O Xadrez na Idade Média
Luiz Jean Lauand é um matemático e professor da Faculdade de Educação da USP. Ele é o autor do livro “O Xadrez na Idade Média”, da editora Elos, com 121 páginas, publicado em 1988.
A obra, conforme assinalado pelo autor na Introdução, tem como objetivo apresentar a origem do xadrez no Ocidente. Inicialmente, a Índia foi o berço do ancestral mais antigo do xadrez, o chaturanga, palavra do sânscrito que significa “quatro elementos”, porque as peças desse jogo de tabuleiro eram inspiradas nos quatro componentes do exército indiano da época: infantaria, cavalos, elefantes e carros de guerra. O chaturanga foi descoberto pelos persas, que lhe deram o nome de shatranj, e em seguida pelos árabes, quando estes conquistaram a Pérsia (naquela altura, correspondente ao Império Sassânida, e, atualmente, correspondente ao Irã). Foi por intermédio dos árabes que o jogo chegou na Europa e, lá, com o tempo, as peças foram adaptadas para representar a sociedade medieval.
Em particular, a região onde hoje fica a Espanha, que por séculos teve parte de seu território ocupada por muçulmanos vindos do norte da África (os mouros), destacou-se no processo de assimilação do shatranj. O historiador Richard Eales, em Chess: The History of a Game, citado por Lauand, escreve: “[...] o jogo entrou pela Espanha como parte do intercâmbio cultural geral entre muçulmanos e cristãos na península [...]”, e estima o século X como “data” desse acontecimento. Como provas a favor dessa narrativa, Lauand menciona o Libro del Acedrex, escrito em 1283 pelo rei de Castela e Leão Afonso X, o Sábio, que chama de Alfil (com origem nas palavras persa e árabe para “elefante”) a peça que nós chamamos de Bispo; de Alferza (das palavras persa e árabe para “vizir”) a peça que nós chamamos de Dama; e de Roque (das palavras persa e árabe para “torre”) a peça que nós chamamos de Torre.
Ou seja, várias palavras presentes no Libro del Acedrex — que, em sua época, foi o principal tratado europeu sobre o jogo — tem origem em palavras semelhantes dos idiomas persa e árabe. Isso está de acordo com a hipótese de que o xadrez ocidental é uma nova versão de um jogo mais antigo que era praticado pelos árabes e, antes destes, pelos sassânidas. E Lauand afirma que o que aconteceu com o xadrez na Europa é o que sempre acontece em qualquer lugar quando uma nova realidade cultural, um jogo por exemplo, é introduzida: inicialmente, o vocabulário é preservado e, mesmo depois de as palavras serem adaptadas para o idioma local, alguns traços do idioma original sobrevivem.

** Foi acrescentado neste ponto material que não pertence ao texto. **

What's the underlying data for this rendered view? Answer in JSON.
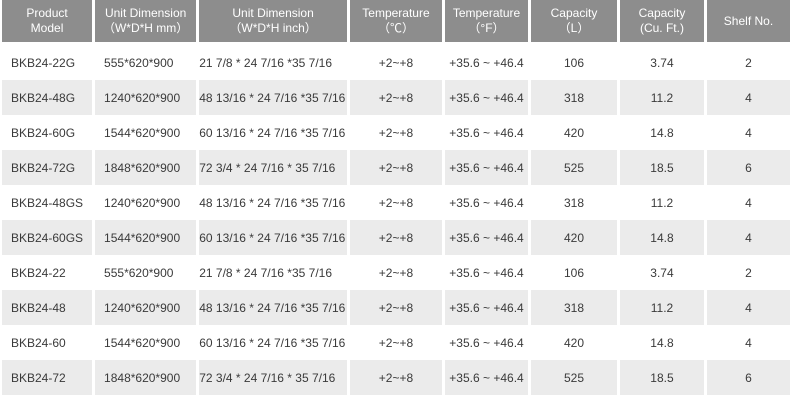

Ilustração do Libro del Acedrex mostrando um judeu à esquerda e um muçulmano à direita jogando
Lauand dá, como exemplo, o caso da introdução do futebol (do inglês football) no Brasil. Até hoje falamos pênalti (de penalty) para nos referir à penalidade máxima do esporte. E, antigamente, falávamos corner, goalkeeper e offside para escanteio, goleiro e impedimento, respectivamente. Algumas palavras tiveram sua escrita aportuguesada, como futebol e pênalti, e outras foram traduzidas, mas ainda restam vestígios do idioma original em nosso idioma. Da mesma maneira, os árabes herdaram várias palavras dos persas, e os europeus, dos árabes.

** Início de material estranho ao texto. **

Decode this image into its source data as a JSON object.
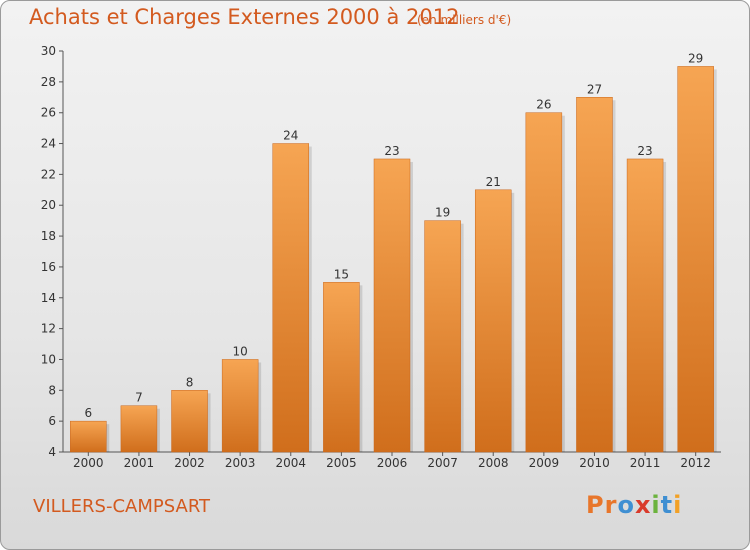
{
  "title": "Achats et Charges Externes 2000 à 2012",
  "subtitle": "(en milliers d'€)",
  "commune": "VILLERS-CAMPSART",
  "logo": {
    "text": "Proxiti",
    "letters": [
      "P",
      "r",
      "o",
      "x",
      "i",
      "t",
      "i"
    ],
    "colors": [
      "#e8762b",
      "#e8762b",
      "#3f8fd2",
      "#d93a2b",
      "#6cb33e",
      "#3f8fd2",
      "#f2a126"
    ]
  },
  "colors": {
    "accent": "#d35a1f",
    "bar_top": "#f6a553",
    "bar_bottom": "#d06e1c"
  },
  "chart_data": {
    "type": "bar",
    "categories": [
      "2000",
      "2001",
      "2002",
      "2003",
      "2004",
      "2005",
      "2006",
      "2007",
      "2008",
      "2009",
      "2010",
      "2011",
      "2012"
    ],
    "values": [
      6,
      7,
      8,
      10,
      24,
      15,
      23,
      19,
      21,
      26,
      27,
      23,
      29
    ],
    "title": "Achats et Charges Externes 2000 à 2012",
    "xlabel": "",
    "ylabel": "",
    "ylim": [
      4,
      30
    ],
    "yticks": [
      4,
      6,
      8,
      10,
      12,
      14,
      16,
      18,
      20,
      22,
      24,
      26,
      28,
      30
    ],
    "grid": false
  }
}
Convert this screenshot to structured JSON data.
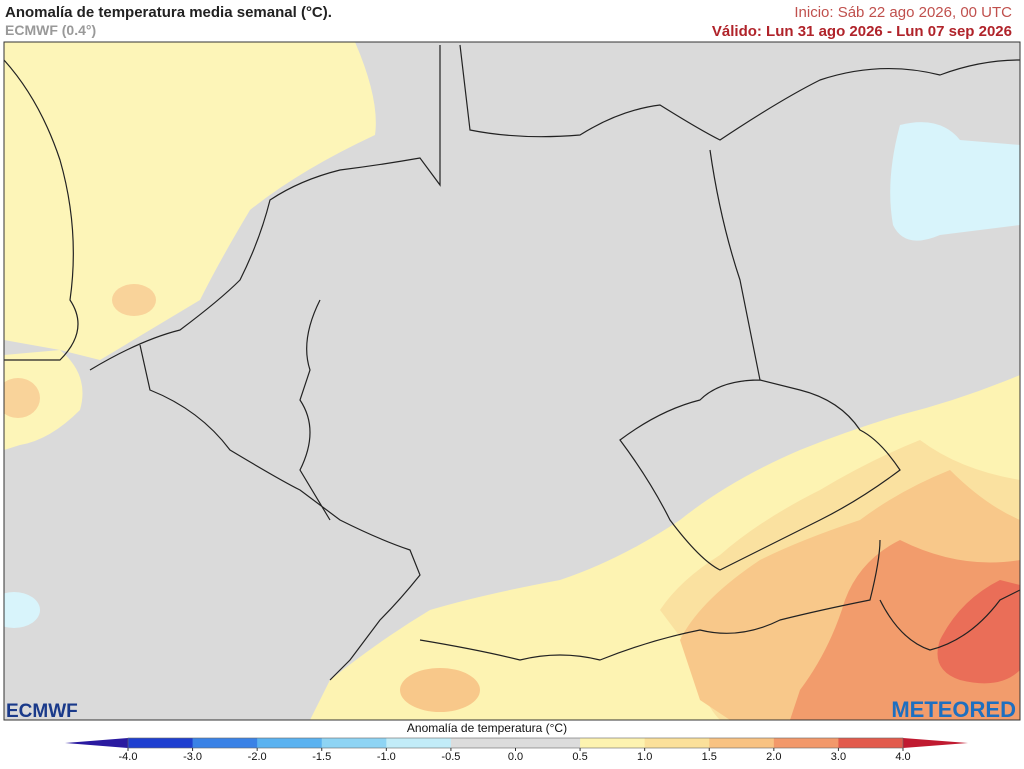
{
  "header": {
    "title": "Anomalía de temperatura media semanal (°C).",
    "source": "ECMWF (0.4°)",
    "init": "Inicio: Sáb 22 ago 2026, 00 UTC",
    "valid": "Válido: Lun 31 ago 2026 - Lun 07 sep 2026"
  },
  "logos": {
    "left": "ECMWF",
    "right": "METEORED"
  },
  "colorbar": {
    "label": "Anomalía de temperatura (°C)",
    "ticks": [
      "-4.0",
      "-3.0",
      "-2.0",
      "-1.5",
      "-1.0",
      "-0.5",
      "0.0",
      "0.5",
      "1.0",
      "1.5",
      "2.0",
      "3.0",
      "4.0"
    ]
  }
}
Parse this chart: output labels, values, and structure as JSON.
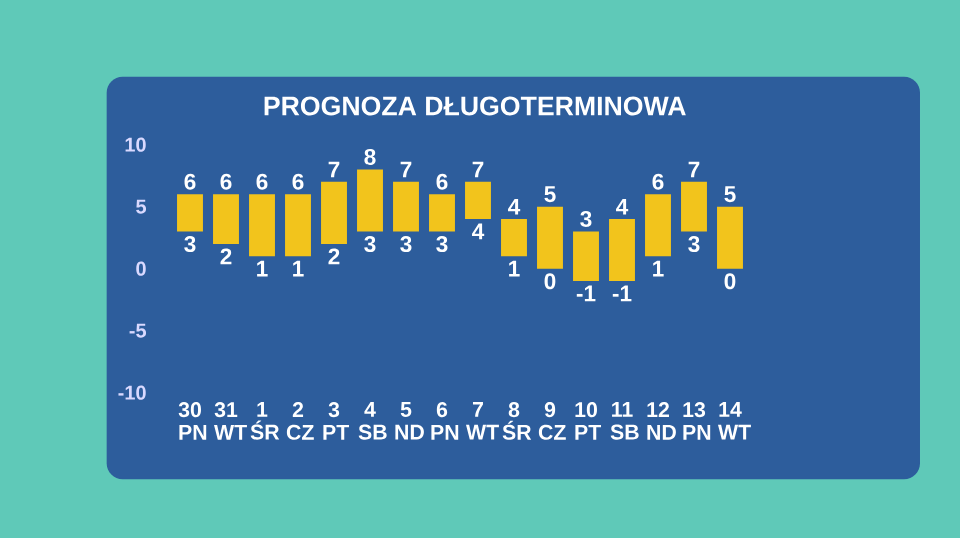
{
  "chart_data": {
    "type": "bar",
    "title": "PROGNOZA DŁUGOTERMINOWA",
    "categories": [
      "30 PN",
      "31 WT",
      "1 ŚR",
      "2 CZ",
      "3 PT",
      "4 SB",
      "5 ND",
      "6 PN",
      "7 WT",
      "8 ŚR",
      "9 CZ",
      "10 PT",
      "11 SB",
      "12 ND",
      "13 PN",
      "14 WT"
    ],
    "base": [
      3,
      2,
      1,
      1,
      2,
      3,
      3,
      3,
      4,
      1,
      0,
      -1,
      -1,
      1,
      3,
      0
    ],
    "values": [
      3,
      4,
      5,
      5,
      5,
      5,
      4,
      3,
      3,
      3,
      5,
      4,
      5,
      5,
      4,
      5
    ],
    "color": "#f2c41c",
    "ylim": [
      -10,
      10
    ],
    "yticks": [
      -10,
      -5,
      0,
      5,
      10
    ],
    "grid": false,
    "annotations": [
      {
        "text": "6",
        "x": "30 PN",
        "y": 6
      },
      {
        "text": "3",
        "x": "30 PN",
        "y": 3
      },
      {
        "text": "6",
        "x": "31 WT",
        "y": 6
      },
      {
        "text": "2",
        "x": "31 WT",
        "y": 2
      },
      {
        "text": "6",
        "x": "1 ŚR",
        "y": 6
      },
      {
        "text": "1",
        "x": "1 ŚR",
        "y": 1
      },
      {
        "text": "6",
        "x": "2 CZ",
        "y": 6
      },
      {
        "text": "1",
        "x": "2 CZ",
        "y": 1
      },
      {
        "text": "7",
        "x": "3 PT",
        "y": 7
      },
      {
        "text": "2",
        "x": "3 PT",
        "y": 2
      },
      {
        "text": "8",
        "x": "4 SB",
        "y": 8
      },
      {
        "text": "3",
        "x": "4 SB",
        "y": 3
      },
      {
        "text": "7",
        "x": "5 ND",
        "y": 7
      },
      {
        "text": "3",
        "x": "5 ND",
        "y": 3
      },
      {
        "text": "6",
        "x": "6 PN",
        "y": 6
      },
      {
        "text": "3",
        "x": "6 PN",
        "y": 3
      },
      {
        "text": "7",
        "x": "7 WT",
        "y": 7
      },
      {
        "text": "4",
        "x": "7 WT",
        "y": 4
      },
      {
        "text": "4",
        "x": "8 ŚR",
        "y": 4
      },
      {
        "text": "1",
        "x": "8 ŚR",
        "y": 1
      },
      {
        "text": "5",
        "x": "9 CZ",
        "y": 5
      },
      {
        "text": "0",
        "x": "9 CZ",
        "y": 0
      },
      {
        "text": "3",
        "x": "10 PT",
        "y": 3
      },
      {
        "text": "-1",
        "x": "10 PT",
        "y": -1
      },
      {
        "text": "4",
        "x": "11 SB",
        "y": 4
      },
      {
        "text": "-1",
        "x": "11 SB",
        "y": -1
      },
      {
        "text": "6",
        "x": "12 ND",
        "y": 6
      },
      {
        "text": "1",
        "x": "12 ND",
        "y": 1
      },
      {
        "text": "7",
        "x": "13 PN",
        "y": 7
      },
      {
        "text": "3",
        "x": "13 PN",
        "y": 3
      },
      {
        "text": "5",
        "x": "14 WT",
        "y": 5
      },
      {
        "text": "0",
        "x": "14 WT",
        "y": 0
      }
    ]
  }
}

A Península Ibérica foi, então, uma porta de entrada para o shatranj na Europa. Em castelhano, o nome “al-shatranj” (o “al” na frente equivale ao artigo definido “o” em português) foi adaptado para acedrex, evoluindo, com o tempo, para o atual ajedrez. O fato de um rei, Afonso X, ter se dedicado a escrever um livro sobre o assunto resume a importância dada a ele pela sociedade da época. O historiador Harold Murray, em A History of Chess, citado por Lauand, afirma que, na Idade Média, o xadrez atingiu uma popularidade nunca igualada no futuro. Embora também tenha sofrido perseguição — o caso mais famoso é o da proibição do jogo por Luís IX, o rei cruzado da França, que, habituado a batalhas de verdade, considerava o xadrez um jogo inútil e tedioso —, acabou ganhando respeito e sendo considerado parte de uma educação integral, especialmente entre a nobreza.

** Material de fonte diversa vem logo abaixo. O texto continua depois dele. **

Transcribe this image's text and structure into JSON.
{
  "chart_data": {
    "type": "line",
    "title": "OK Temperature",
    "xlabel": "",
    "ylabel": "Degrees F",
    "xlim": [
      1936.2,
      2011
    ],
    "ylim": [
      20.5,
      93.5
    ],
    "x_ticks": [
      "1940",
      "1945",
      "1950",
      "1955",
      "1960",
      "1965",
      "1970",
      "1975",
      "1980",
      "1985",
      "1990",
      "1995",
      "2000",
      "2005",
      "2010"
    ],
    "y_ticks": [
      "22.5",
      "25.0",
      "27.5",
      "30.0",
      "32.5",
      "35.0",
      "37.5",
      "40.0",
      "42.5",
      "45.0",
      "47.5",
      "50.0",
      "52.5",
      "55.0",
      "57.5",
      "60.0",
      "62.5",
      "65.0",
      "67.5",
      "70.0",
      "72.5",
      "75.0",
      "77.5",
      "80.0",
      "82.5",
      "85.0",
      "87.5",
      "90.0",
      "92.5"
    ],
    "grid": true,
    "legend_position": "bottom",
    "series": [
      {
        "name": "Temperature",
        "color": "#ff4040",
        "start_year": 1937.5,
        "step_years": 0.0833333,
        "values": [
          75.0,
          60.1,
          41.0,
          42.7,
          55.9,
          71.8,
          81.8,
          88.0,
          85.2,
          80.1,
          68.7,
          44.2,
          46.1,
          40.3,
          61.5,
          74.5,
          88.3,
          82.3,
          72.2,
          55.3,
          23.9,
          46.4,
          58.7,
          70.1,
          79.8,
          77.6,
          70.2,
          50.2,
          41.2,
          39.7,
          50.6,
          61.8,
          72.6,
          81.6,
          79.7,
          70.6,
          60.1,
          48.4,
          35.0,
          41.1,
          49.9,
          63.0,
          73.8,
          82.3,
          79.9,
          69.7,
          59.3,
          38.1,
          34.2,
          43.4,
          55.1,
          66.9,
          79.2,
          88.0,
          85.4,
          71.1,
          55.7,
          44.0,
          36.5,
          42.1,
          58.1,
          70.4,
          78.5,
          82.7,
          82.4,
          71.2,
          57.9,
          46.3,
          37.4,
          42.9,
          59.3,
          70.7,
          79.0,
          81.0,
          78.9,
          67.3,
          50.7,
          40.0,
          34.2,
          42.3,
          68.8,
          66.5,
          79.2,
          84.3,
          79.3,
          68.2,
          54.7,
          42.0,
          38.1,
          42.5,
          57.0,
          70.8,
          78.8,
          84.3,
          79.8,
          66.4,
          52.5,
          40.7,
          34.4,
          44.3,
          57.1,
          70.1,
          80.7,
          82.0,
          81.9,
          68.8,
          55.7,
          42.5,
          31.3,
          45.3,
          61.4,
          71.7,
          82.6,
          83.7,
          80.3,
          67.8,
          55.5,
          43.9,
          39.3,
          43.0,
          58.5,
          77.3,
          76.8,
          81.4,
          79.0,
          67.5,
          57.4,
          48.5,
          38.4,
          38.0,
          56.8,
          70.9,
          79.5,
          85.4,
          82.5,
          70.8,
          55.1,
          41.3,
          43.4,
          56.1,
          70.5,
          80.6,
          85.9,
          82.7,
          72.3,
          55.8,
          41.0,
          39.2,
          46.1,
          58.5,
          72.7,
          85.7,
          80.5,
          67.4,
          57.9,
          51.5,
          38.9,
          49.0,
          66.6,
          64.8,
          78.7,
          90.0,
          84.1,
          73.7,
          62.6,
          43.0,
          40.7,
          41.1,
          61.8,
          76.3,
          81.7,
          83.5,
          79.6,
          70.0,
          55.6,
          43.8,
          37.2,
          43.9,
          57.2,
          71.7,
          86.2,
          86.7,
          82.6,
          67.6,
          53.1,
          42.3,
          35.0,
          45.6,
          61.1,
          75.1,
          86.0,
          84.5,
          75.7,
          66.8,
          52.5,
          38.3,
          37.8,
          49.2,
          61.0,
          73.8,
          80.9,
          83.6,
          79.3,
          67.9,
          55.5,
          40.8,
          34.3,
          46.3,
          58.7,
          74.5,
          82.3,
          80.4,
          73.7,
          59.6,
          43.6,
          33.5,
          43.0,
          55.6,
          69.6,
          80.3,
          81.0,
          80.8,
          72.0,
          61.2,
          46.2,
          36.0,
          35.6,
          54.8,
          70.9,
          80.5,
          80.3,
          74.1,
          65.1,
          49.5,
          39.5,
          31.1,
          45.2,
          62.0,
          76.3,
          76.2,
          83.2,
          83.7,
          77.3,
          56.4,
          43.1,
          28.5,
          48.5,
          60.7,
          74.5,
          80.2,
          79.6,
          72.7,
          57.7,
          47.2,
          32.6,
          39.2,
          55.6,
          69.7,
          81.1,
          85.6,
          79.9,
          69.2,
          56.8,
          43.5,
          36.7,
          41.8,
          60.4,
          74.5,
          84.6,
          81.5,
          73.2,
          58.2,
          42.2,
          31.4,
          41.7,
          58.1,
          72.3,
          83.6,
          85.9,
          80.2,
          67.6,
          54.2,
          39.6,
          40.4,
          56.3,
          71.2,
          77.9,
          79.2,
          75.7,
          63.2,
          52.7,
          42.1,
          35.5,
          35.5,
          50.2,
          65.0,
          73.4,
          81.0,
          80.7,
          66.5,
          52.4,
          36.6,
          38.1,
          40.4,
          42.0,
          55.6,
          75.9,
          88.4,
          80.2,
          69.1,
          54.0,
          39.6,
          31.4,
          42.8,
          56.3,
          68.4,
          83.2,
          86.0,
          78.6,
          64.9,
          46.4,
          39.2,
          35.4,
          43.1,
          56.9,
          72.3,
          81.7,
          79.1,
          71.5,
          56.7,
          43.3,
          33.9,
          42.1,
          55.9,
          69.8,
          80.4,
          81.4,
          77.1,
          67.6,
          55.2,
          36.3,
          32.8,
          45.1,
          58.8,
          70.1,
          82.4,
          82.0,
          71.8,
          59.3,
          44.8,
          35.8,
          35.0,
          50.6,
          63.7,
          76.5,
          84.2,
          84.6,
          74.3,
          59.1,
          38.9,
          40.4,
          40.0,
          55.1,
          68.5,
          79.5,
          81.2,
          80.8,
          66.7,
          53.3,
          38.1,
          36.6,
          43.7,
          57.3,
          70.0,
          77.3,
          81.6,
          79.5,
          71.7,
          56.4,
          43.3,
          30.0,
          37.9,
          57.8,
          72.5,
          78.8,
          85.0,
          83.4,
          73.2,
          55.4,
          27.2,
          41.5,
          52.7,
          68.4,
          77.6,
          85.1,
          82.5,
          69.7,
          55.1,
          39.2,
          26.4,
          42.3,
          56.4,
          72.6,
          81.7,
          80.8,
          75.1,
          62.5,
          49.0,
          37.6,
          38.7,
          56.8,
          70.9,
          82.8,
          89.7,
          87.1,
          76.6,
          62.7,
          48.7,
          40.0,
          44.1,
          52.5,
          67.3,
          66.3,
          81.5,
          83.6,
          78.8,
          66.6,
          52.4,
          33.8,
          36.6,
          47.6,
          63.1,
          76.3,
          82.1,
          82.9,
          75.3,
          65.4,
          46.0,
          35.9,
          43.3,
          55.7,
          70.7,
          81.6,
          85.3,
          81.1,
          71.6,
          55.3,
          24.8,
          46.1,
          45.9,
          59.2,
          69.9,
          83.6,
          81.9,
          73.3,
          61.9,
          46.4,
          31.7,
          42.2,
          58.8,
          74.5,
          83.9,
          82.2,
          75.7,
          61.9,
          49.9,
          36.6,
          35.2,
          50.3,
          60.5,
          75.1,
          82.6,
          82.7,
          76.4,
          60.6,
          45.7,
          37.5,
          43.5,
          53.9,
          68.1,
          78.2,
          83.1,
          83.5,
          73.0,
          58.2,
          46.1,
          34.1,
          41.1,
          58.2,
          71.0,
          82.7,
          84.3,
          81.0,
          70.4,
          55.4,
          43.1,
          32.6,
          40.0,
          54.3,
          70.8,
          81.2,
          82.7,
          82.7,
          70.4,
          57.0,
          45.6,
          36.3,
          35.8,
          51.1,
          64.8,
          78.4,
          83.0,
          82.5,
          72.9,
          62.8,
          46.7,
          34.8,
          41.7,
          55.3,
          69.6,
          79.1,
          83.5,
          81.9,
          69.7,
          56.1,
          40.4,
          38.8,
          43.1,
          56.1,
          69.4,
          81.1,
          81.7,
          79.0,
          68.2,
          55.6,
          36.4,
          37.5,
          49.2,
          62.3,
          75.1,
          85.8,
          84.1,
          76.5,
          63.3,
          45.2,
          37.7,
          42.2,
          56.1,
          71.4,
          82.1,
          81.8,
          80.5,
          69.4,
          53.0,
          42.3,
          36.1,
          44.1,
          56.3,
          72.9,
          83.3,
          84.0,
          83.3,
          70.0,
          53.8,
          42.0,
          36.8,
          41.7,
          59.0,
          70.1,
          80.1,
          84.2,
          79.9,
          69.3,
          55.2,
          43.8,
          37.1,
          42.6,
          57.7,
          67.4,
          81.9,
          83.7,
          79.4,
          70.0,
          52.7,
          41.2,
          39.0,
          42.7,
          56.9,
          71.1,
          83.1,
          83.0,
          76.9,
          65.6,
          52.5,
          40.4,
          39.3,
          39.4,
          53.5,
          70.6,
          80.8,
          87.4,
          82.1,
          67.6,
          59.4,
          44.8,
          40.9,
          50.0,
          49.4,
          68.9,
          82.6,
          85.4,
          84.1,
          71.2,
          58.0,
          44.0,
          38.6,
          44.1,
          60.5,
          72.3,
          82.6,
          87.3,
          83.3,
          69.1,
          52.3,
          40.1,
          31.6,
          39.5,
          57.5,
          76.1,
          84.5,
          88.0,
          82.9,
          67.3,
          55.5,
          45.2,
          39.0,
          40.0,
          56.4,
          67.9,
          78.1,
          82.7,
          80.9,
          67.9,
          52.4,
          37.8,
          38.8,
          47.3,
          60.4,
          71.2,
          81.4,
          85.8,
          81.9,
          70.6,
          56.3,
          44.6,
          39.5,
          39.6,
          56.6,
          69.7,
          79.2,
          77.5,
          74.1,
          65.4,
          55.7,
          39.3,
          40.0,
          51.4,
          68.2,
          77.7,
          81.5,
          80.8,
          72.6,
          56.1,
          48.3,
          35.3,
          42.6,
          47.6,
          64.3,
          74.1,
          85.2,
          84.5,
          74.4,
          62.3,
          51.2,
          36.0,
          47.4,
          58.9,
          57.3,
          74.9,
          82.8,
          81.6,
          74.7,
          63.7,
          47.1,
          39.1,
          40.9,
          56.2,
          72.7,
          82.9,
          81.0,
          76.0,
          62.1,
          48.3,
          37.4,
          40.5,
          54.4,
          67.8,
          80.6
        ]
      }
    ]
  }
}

É importante destacar que, nos dias de Afonso X, o xadrez ainda diferia do que é praticado hoje em dia. As diferenças, que são principalmente entre a antiga Alferza e a atual Dama e entre os antigos Alfiles e os atuais Bispos, são apresentadas no Capítulo 2 do livro de Jean Lauand, e no Capítulo 3 são fornecidos exemplos de problemas e de partidas da época.
O Capítulo 4 discorre sobre a literatura enxadrística medieval, que não se limitou ao texto afonsino. Murray apud Lauand classifica essas obras em: 1) obras didáticas, 2) obras morais e 3) coleções de problemas.
Entre as obras didáticas, dedicadas ao ensino do xadrez (geralmente de maneira não tão sistemática, pois os autores se preocupavam mais com a qualidade literária do que com a tecnicidade de seus textos), destaca-se o Poema de Deventer, cujo manuscrito mais antigo que se conhece é do século XIII, de autoria desconhecida. O livro de Lauand contém esse texto traduzido para o português.
Entre as obras morais, nas quais o xadrez é utilizado como metáfora para transmitir lições de moralidade, destaca-se a obra Moralitas de Scaccario, também de autoria desconhecida. O livro de Lauand também contém esse texto traduzido para o português.
Finalmente, entre as coleções de problemas, destaca-se a obra de Afonso X, o Libro del Acedrex.
No sexto e último capítulo do livro de Jean Lauand são apresentados exemplos de problemas selecionados da obra de Dom Afonso.
A obra de Lauand é um livro muito interessante para se conhecer o desenvolvimento inicial do xadrez a partir dos jogos anteriores, além de ser uma oportunidade para expandir nossa cultura acerca do medievo.